Court Opinion

ID: 6909988
Source: CourtListenerOpinion
Date Created: 2022-07-23 22:18:22.228247+00
Date Added: 2024-06-11T16:06:29.227845
License: Public Domain

ROSSMAN, J.
TMs is an appeal by the State of Oregon through its Highway Commission from a judgment of the circuit court which condemned and appropriated to the state a tract of real property, described in the complaint and owned by the defendants, upon the payment by the state to the defendants of the sum of $1000. The state, as plaintiff-appellant, deems the sum excessive.
In appealing the state submits four assignments of error. The first challenges a ruling which sustained the defendants’ objection to the following question which the state submitted to one of its expert value witnesses, Harold Meyer:
“Now, sir, you say you considered the sales of other property. Can you tell us of some particular sales that were of assistance to you in forming an opinion as to the value of the Parker property?”
The third assignment of error was based upon the trial judge’s ruling which prevented the second expert value witness called by the state, Robert Friess, from answering the following question:
“Will you describe in detail and without mentioning the price, the circumstances and facts of several sales which were of assistance to you.”
The second and fourth assignments of error challenge the rulings which rejected the offers of proof based upon the questions propounded to Mr. Meyer and to Mr. Friess.
The state’s (appellant’s) brief declares:
“The question presented for decision on appeal is whether an expert witness in an action in eminent *326domain is entitled, on direct examination, to identify and describe properties in tbe area, recently sold, haying characteristics similar to the property under condemnation and considered by the appraiser in arriving at his opinion as to the value of the subject property, and whether it is prejudicial error for the trial court to exclude such testimony.”

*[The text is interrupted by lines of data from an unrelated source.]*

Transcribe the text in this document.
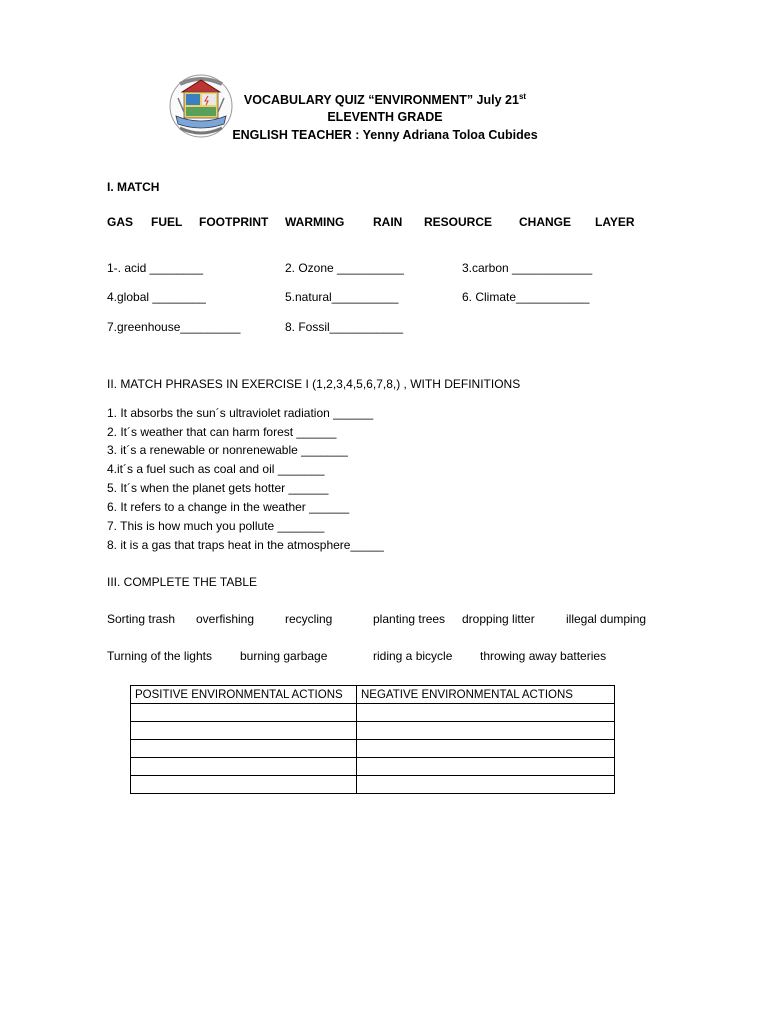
VOCABULARY QUIZ “ENVIRONMENT” July 21st
ELEVENTH GRADE
ENGLISH TEACHER : Yenny Adriana Toloa Cubides
I. MATCH
GAS FUEL FOOTPRINT WARMING RAIN RESOURCE CHANGE LAYER
1-. acid ________	2. Ozone __________	3.carbon ____________
4.global ________	5.natural__________	6. Climate___________
7.greenhouse_________	8. Fossil___________
II. MATCH PHRASES IN EXERCISE I (1,2,3,4,5,6,7,8,) , WITH DEFINITIONS
1. It absorbs the sun´s ultraviolet radiation ______
2. It´s weather that can harm forest ______
3. it´s a renewable or nonrenewable _______
4.it´s a fuel such as coal and oil _______
5. It´s when the planet gets hotter ______
6. It refers to a change in the weather ______
7. This is how much you pollute _______
8. it is a gas that traps heat in the atmosphere_____
III. COMPLETE THE TABLE
Sorting trash overfishing	recycling	planting trees dropping litter	illegal dumping
Turning of the lights burning garbage	riding a bicycle throwing away batteries
POSITIVE ENVIRONMENTAL ACTIONS	NEGATIVE ENVIRONMENTAL ACTIONS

State Highway Commission v. Parker, et al, being a decision which was announced by this court December 7, 1960, gave extended consideration to the very issues that are presented by the above four assignments of error and that are summarized in the question presented. The ruling announced in that case answers the above question presented in the affirmative. We know of no reason for departing from the ruling just mentioned. It necessarily follows that the assignments of error in the case at bar must be sustained. The judgment of the circuit court is reversed and the cause is remanded for trial in harmony with the rulings in State Highway Commission v. Parker, et al, supra.